Heading into the fall and winter, physicians are accustomed to offering flu shots to their patients, and, more recently, encouraging updated protection against COVID-19. This year, there's protection against another common respiratory pathogen. In the spring, the FDA approved two vaccines to prevent infection with respiratory syncytial virus (RSV), and the CDC signed off on suggesting one dose for older adults using shared decision making in June. But while effective vaccines for RSV are of course great news, they may be a tough sell to patients, and even physicians, who may be fighting immunization fatigue. Our story provides a rundown of the data on the vaccines' safety and effectiveness and offers practical advice on billing, coadministration with other vaccines, and discussions with patients.

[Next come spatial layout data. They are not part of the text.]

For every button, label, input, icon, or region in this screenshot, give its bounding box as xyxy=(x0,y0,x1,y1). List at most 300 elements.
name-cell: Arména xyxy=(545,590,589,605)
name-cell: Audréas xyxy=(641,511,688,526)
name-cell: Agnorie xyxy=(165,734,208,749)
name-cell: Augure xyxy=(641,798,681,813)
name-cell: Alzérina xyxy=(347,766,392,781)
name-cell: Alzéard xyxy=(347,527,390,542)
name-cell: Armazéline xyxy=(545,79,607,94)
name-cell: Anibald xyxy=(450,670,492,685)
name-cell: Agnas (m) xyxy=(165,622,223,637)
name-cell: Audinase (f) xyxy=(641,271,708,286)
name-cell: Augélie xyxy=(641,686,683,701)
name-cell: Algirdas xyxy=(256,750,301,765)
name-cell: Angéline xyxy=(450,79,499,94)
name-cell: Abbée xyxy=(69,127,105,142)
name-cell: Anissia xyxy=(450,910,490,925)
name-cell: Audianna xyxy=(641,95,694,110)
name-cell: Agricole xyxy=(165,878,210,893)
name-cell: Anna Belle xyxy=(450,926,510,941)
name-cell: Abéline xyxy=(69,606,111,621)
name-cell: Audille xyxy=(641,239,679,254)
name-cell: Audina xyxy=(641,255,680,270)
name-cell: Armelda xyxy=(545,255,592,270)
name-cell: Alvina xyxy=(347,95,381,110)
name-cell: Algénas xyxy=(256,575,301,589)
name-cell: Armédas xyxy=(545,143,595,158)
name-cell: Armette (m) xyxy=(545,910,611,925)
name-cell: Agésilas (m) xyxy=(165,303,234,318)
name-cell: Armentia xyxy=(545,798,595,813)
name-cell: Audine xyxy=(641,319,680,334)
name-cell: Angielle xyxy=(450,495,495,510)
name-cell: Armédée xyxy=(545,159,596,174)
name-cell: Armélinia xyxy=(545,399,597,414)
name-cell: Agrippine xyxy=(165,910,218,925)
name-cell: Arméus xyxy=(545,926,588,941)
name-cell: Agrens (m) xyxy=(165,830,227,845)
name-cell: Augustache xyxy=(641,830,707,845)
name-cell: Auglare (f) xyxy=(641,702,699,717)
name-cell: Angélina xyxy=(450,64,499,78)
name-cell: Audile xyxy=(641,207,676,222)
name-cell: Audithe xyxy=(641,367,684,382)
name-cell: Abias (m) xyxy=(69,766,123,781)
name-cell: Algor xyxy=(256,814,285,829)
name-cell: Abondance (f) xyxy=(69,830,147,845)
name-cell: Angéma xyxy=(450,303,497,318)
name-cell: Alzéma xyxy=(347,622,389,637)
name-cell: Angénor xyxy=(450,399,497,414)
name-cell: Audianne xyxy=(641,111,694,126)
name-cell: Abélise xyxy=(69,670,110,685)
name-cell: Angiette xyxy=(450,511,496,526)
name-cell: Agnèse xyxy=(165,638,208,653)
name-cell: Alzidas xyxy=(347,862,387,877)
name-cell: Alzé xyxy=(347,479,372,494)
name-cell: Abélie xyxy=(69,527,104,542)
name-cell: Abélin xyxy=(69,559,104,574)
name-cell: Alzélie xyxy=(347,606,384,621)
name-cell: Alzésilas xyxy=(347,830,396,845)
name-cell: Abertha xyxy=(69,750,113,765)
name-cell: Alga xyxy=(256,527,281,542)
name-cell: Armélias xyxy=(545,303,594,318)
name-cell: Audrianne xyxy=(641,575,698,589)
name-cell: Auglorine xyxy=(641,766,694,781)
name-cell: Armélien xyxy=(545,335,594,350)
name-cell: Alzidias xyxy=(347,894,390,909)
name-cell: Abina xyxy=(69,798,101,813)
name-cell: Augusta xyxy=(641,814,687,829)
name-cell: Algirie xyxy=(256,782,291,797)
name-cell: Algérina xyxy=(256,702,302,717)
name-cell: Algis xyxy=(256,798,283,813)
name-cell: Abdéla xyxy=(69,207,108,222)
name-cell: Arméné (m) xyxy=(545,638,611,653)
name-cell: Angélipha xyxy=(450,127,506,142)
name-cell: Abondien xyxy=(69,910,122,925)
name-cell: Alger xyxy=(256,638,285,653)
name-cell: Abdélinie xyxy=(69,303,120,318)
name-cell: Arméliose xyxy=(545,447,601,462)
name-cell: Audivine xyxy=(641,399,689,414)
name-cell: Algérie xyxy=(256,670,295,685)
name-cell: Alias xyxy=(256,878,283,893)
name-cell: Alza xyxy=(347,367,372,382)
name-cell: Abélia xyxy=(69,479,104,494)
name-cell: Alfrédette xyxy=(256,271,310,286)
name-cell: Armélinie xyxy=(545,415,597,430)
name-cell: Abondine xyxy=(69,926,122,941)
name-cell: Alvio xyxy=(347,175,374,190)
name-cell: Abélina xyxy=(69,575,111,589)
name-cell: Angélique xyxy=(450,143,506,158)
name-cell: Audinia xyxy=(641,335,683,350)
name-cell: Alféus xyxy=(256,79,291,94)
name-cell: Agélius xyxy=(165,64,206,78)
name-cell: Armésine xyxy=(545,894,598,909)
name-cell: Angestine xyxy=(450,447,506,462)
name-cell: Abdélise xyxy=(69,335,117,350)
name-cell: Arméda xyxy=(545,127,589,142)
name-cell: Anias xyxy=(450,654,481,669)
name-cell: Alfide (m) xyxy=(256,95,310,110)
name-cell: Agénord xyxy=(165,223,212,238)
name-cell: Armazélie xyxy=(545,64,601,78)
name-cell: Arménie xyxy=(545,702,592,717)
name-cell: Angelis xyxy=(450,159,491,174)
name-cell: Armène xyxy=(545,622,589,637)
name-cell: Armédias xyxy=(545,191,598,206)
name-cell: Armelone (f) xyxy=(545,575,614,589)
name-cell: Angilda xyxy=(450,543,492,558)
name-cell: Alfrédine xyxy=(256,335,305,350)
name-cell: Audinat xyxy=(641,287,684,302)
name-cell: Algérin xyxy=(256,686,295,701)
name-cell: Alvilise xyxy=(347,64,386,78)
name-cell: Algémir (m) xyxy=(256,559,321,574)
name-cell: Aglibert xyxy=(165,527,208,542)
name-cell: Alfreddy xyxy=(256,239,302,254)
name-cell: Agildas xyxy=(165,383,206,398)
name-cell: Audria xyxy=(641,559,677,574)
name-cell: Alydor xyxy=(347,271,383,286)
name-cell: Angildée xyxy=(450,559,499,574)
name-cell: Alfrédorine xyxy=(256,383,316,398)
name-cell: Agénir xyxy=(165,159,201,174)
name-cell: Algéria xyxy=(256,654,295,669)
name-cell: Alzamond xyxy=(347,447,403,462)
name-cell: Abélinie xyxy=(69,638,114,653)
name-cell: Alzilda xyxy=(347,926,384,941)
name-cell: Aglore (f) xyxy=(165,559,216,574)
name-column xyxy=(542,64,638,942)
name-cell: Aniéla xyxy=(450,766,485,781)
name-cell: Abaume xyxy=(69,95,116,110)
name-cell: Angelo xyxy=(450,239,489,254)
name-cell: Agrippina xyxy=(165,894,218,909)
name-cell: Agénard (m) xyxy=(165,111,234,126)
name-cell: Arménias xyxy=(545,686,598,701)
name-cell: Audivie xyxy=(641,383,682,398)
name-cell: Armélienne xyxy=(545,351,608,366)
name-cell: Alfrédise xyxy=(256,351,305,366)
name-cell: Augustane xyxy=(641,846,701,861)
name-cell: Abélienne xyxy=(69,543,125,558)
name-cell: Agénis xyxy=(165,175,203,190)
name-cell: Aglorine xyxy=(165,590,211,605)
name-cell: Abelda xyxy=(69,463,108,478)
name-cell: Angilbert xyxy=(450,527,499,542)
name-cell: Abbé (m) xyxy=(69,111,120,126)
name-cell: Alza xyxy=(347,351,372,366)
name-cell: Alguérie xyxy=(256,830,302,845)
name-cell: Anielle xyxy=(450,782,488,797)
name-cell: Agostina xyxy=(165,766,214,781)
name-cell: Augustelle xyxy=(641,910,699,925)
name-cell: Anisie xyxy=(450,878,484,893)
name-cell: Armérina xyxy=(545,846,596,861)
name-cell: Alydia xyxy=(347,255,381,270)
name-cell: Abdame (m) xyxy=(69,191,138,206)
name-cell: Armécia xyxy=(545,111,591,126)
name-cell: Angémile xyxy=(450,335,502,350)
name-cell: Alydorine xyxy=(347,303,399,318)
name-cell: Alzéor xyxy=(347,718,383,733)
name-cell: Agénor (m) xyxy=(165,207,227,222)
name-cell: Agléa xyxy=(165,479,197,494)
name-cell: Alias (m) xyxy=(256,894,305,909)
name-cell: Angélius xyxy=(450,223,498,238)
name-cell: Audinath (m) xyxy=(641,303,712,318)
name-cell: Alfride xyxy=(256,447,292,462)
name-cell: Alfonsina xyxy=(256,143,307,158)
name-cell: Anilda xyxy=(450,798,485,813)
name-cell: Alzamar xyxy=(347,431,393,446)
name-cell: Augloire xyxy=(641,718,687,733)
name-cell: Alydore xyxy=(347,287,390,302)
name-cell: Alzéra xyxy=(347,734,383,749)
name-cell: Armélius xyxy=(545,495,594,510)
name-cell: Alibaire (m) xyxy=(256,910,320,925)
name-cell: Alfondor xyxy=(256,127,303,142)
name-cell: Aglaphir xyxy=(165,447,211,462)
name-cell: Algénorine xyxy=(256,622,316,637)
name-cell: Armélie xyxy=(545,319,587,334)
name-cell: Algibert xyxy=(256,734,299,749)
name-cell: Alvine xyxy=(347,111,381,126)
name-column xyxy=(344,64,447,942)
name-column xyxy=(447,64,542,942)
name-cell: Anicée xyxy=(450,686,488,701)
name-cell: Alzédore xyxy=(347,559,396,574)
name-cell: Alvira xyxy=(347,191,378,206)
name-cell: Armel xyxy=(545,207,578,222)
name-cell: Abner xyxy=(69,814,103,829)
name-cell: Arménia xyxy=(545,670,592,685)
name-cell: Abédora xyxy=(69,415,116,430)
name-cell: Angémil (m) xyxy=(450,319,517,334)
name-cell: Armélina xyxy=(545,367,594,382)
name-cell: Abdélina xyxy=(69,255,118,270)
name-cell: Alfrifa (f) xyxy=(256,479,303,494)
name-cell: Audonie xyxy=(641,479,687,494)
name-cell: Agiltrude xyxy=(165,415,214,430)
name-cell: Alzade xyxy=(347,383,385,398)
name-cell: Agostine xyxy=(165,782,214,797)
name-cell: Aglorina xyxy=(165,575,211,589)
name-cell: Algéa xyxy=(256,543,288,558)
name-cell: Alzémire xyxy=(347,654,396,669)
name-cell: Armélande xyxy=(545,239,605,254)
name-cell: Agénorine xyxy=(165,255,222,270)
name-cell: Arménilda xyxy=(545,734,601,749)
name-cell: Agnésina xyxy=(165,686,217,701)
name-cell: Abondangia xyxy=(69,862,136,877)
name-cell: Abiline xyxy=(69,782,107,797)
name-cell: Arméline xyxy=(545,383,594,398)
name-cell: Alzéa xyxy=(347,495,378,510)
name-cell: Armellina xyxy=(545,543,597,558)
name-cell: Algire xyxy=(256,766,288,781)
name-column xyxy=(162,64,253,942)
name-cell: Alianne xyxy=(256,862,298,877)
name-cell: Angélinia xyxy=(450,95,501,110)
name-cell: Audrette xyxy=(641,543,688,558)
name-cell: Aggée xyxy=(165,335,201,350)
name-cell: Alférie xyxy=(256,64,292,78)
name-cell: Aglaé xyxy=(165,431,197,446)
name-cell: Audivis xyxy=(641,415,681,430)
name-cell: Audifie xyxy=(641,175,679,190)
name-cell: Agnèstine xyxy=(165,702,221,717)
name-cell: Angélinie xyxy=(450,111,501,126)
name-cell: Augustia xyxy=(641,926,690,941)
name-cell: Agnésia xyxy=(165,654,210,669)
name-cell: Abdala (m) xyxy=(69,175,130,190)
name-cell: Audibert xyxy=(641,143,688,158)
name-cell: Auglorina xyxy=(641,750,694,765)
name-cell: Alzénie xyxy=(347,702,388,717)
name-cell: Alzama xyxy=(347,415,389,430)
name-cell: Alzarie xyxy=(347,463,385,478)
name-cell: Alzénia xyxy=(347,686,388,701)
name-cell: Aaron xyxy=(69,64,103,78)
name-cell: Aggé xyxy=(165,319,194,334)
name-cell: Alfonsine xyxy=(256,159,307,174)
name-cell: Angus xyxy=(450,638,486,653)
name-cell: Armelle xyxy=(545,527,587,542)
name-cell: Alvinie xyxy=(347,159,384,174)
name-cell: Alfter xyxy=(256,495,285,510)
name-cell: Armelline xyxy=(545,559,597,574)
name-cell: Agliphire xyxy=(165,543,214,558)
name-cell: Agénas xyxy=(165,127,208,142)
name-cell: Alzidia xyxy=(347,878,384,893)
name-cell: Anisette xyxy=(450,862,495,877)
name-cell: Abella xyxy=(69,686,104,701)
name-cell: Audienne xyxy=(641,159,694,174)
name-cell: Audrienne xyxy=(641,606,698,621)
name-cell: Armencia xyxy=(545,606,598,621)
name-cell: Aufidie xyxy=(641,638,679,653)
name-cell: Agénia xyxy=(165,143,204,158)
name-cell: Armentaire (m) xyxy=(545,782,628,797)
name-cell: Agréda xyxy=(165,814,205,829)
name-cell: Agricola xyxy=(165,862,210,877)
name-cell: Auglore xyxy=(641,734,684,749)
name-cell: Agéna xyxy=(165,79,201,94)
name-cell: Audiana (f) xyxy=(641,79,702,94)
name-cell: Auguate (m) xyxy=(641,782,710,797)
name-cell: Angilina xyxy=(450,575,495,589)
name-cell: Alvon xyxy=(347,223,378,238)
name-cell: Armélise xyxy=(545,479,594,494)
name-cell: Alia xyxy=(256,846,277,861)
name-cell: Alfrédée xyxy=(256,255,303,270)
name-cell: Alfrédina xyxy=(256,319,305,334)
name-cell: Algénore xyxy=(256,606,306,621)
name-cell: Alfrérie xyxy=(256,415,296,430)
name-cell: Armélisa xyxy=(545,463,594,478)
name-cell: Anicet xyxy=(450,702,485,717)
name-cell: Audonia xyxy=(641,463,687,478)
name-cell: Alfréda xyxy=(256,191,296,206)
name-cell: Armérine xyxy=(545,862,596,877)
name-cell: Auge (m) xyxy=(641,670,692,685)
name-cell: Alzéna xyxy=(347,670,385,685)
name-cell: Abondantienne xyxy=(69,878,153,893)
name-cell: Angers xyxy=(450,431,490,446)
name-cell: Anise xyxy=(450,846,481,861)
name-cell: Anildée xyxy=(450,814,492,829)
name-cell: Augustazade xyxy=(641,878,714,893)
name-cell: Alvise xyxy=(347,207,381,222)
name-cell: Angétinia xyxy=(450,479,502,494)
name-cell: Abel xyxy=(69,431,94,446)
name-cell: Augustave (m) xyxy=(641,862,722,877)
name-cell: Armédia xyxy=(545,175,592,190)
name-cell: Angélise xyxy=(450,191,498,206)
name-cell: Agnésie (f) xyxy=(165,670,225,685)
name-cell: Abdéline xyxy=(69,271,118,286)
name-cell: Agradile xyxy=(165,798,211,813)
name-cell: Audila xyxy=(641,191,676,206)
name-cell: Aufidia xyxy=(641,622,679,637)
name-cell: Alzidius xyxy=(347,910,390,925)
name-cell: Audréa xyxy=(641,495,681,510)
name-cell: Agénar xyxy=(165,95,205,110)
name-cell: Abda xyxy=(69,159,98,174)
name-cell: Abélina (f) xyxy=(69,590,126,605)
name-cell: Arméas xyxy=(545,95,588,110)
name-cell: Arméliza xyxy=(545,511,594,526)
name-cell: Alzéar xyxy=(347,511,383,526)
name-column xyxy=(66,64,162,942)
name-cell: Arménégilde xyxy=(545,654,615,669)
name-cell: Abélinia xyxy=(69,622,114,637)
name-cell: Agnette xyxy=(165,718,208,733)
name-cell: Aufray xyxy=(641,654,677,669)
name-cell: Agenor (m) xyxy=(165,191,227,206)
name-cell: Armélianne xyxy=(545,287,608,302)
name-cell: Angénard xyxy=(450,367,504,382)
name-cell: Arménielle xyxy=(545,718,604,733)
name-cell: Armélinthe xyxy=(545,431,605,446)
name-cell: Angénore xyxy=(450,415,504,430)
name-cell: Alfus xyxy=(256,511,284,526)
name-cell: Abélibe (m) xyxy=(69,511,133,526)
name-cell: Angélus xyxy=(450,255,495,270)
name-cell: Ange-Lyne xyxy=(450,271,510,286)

Also new this year are recommendations on screening for anxiety. In June, for the first time, the U.S. Preventive Services Task Force recommended that primary care clinicians screen for anxiety disorders in adults ages 19 to 64 years, including pregnant and postpartum patients. CDC surveys indicate that 27% of U.S. adults reported anxiety disorder symptoms as of July. Our second story looks at ways to assess risk, determine a diagnosis, and start treatment. That last item may seem familiar, experts said, since many of the treatments recommended for anxiety and depression are the same.
In other vaccine updates, the vaccine against human papillomavirus (HPV) was approved in 2006 and in the years since has helped decrease HPV infections and prevent HPV-related cancer. Recent research, though, indicates that awareness of the vaccine and its effectiveness has also decreased. For example, in one study, the percentage of respondents who knew HPV could cause cervical cancer went from 78% in 2014 to 70% in 2020, and the CDC reports that only 58% of U.S. adolescents have received all of the recommended doses. Experts say primary care physicians can help close the gap by asking their patients if they've gotten the vaccine and administering it if they haven't, since it can be given up to age 45 years.
Are your patients lonely? Based on a recent report, it's likely. In May, the U.S. Surgeon General declared loneliness an epidemic and offered a framework to help address it, including the health care sector. Our story discusses which patients may be at risk and why an individualized approach to the problem is key. Also in this issue, I.M. Ready offers advice for early career physicians on how to be both a mentor and a mentee, while Pearls from I.M. Peers shares one clinician's three tips for better teaching.